Criticism of Collins brothers 'ridiculous' - Shane O'Donnell
In Saturday night's All-Ireland U-21 final, Clare's Shane O'Donnell has a season's worth of frustration to squeeze into 60 minutes.
That's not the only reason he won't want the game to end. Barring a replay, the curtain is likely to fall on a golden era of Clare hurling. Five consecutive Munster titles across minor and U-21 level make this crop exceptional. A third U-21 All-Ireland in a row would be the fitting way to end a ground-breaking adventure.
As O'Donnell puts it: "Whatever happens at the weekend, it will be very emotional when that group breaks up."

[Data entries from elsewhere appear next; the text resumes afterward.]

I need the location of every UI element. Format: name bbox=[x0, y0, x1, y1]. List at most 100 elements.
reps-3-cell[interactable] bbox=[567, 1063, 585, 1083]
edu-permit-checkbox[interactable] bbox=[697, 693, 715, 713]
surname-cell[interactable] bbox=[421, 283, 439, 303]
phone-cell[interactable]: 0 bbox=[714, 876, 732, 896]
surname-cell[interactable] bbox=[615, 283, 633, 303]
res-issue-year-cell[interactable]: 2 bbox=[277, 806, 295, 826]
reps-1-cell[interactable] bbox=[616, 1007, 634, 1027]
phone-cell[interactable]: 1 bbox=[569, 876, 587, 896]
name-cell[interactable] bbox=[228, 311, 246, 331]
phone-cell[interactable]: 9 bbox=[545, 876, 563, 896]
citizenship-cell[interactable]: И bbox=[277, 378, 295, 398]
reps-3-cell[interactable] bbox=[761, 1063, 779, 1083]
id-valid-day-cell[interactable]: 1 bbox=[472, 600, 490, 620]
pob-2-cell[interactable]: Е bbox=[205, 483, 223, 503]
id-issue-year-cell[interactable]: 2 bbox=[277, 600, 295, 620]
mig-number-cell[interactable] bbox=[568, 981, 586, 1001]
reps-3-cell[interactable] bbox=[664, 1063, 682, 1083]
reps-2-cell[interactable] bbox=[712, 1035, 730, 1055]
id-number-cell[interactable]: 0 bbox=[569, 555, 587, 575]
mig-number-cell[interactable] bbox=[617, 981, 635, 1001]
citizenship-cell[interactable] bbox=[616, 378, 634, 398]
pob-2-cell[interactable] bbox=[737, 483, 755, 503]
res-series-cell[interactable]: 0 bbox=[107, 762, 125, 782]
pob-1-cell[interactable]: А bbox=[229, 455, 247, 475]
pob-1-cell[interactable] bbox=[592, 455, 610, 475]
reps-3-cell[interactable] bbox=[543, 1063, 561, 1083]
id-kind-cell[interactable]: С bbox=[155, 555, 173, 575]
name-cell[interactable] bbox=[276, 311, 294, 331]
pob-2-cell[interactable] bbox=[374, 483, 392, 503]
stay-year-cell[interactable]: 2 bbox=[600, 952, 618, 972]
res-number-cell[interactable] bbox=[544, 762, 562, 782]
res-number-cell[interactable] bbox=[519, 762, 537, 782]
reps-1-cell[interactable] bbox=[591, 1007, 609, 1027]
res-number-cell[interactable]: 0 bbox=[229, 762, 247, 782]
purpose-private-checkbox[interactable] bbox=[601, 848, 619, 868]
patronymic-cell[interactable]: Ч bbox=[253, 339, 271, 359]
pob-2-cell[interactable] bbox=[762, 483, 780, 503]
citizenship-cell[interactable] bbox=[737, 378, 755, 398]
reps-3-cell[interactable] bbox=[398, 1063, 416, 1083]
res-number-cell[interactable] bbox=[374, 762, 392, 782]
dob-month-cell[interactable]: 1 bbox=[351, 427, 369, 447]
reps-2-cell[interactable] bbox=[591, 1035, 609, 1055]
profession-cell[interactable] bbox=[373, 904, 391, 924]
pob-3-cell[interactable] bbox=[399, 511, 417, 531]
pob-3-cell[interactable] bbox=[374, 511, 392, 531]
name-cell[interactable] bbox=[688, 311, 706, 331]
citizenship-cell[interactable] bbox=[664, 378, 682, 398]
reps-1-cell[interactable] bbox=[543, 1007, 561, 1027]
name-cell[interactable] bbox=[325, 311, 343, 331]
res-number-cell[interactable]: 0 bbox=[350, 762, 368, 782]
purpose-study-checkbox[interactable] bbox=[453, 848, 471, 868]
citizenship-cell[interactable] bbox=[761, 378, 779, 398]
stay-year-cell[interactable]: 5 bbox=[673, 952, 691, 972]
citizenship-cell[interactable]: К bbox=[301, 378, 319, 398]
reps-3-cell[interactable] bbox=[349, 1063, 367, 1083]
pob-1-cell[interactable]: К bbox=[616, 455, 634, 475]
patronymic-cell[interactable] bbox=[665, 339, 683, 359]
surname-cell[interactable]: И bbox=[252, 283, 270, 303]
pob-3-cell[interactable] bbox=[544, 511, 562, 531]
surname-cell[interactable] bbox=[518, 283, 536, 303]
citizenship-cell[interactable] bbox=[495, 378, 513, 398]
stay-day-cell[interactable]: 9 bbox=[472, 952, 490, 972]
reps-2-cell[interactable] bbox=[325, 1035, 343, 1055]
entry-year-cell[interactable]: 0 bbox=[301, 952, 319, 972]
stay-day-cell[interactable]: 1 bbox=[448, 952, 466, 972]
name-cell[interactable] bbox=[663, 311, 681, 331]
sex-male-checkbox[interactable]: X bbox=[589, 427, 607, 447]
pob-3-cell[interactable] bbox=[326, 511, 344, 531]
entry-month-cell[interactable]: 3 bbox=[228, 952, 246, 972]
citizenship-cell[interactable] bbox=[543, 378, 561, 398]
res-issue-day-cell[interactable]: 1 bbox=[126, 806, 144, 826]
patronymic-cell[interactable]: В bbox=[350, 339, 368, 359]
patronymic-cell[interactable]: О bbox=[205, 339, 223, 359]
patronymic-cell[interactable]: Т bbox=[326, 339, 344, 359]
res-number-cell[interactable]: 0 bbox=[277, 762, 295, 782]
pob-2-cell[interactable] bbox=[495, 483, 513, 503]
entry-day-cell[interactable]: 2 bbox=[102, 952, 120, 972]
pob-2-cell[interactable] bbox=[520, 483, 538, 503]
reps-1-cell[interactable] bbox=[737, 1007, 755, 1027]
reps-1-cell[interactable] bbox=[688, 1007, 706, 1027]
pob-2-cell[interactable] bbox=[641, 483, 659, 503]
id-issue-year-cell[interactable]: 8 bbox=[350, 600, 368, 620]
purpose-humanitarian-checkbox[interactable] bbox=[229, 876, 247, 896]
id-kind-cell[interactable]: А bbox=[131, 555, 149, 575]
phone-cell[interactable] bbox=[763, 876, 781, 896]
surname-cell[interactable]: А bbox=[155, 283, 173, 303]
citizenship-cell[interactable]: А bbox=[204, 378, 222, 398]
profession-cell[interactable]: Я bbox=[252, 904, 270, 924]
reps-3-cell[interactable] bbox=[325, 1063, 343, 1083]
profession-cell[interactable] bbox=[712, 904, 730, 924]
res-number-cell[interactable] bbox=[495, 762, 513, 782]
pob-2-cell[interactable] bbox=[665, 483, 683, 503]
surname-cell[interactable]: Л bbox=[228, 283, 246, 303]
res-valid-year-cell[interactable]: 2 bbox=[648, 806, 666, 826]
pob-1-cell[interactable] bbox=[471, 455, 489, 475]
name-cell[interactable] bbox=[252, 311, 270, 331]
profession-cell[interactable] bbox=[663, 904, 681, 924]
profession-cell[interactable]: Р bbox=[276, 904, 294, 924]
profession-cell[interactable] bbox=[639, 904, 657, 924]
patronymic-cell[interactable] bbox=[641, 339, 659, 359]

O'Donnell outlines that this is a tight-knit squad. And even though Podge Collins and his brother Sean aren't eligible for the grade, he has watched with interest the reaction to their decision to play football only in 2015. Some of the bullets that went their way were, he says, were unfair.
"He (Podge) is a fantastic footballer and a fantastic talent. He gets to decide what he does. Some of the stick he is getting, it's ridiculous.
"They are the ones with the talent to be able to play both and he gets to decide what he does with it. I know he wants to give football his full attention. He says it has a great set-up. There's not much more to say about it. But yeah I'm sure he could hurl for Clare again in the future," O'Donnell reflects of his good friend's decision.
If last year's All-Ireland final hat-trick hero doesn't want to dwell much on the issue, perhaps it's understandable. Saturday is a chance for the Eire Og clubman to round off a stop-start year on a high. Incredibly, he didn't see senior championship action this year and even his U-21 campaign has been dogged with injury.
He's fit enough - just about - to start against Wexford in Thurles after recovering from a cracked knuckle. At this stage, O'Donnell is just happy to be in the running to play.
Perhaps there had to be some rough to go with the smooth. Even Disney wouldn't have entertained a straightforward sequel to his All-Ireland replay heroics last year. And O'Donnell reckons he can trace the origins of his hamstring troubles that have dogged him this year to a fundraising event.
"I was doing a Strictly Come Dancing thing for Clare," he recalls. "It would have strained it in different ways that you'd never do in hurling. It weakened it. And then I probably went and did a couple of hard trainings and it was weak and it just went."
Still he recovered enough to get back in the Clare side that won the league quarter-final against Laois. O'Donnell found the net (twice) in customary style but in a club game his hamstring would go again. The blow coincided with 11 exams in UCC where late nights and time constraints had to come before rehab.
The injury was complicated further by the fact that it was high on the muscle and combined with Clare's briefer-than-expected summer, 2014 passed by without him seeing a minute of championship action.
"It's been extremely frustrating and a very difficult year but sometimes things happen like that," O'Donnell says. "I've had bits and pieces of injuries but the only really serious injury I had was when I damaged my knee that I had to get an operation on. I had a really clear run at it the year we won the All-Ireland and the difference it makes is huge."
The U-21 campaign has been only slightly better. When Tipperary brought the Banner to extra-time in the Munster semi-final, joint managers Donal Moloney and Gerry O'Connor took a punt on O'Donnell. He hadn't played in the seniors' defeat to Wexford just a few days earlier but with a season on the line, O'Donnell was introduced and found the net.
"Then when the Munster final came along I hadn't done much training. I was fortunate that the lads picked me on what went before rather than the few weeks in the run-up to the game.
"And I was delighted. To miss out on that would have been very frustrating. You would have taken it to heart. I mean, I would have accepted the decision but it was great to get a game and get back to playing."
Still, disaster lurked around the corner in that game. With Clare in total control, O'Donnell was caught on the hand with a stray hurley.
"Colm Barry, the Cork full-back, got my number and apologised the next day," he explains. "That was good of him. He was frustrated at the way the game was going. Those things just happen sometimes." A scan revealed a cracked knuckle and meant more time on the sideline but he now is fit for the final clash with Wexford.
Many of the same players that ended Clare's defence of Liam MacCarthy will feature and O'Donnell sees big things for the county in the coming years.
"They are having a renaissance something like we had last year. To be honest in the two senior games against us they were unbelievable on both days and deserved their win. They have some really good players.
"We got to see them against Galway after we played Antrim in the All-Ireland semi-final and they were brilliant. Their work rate and tackling was incredible."
Wexford, you feel, will have to bring their best to stop O'Donnell having another big say in an All-Ireland final.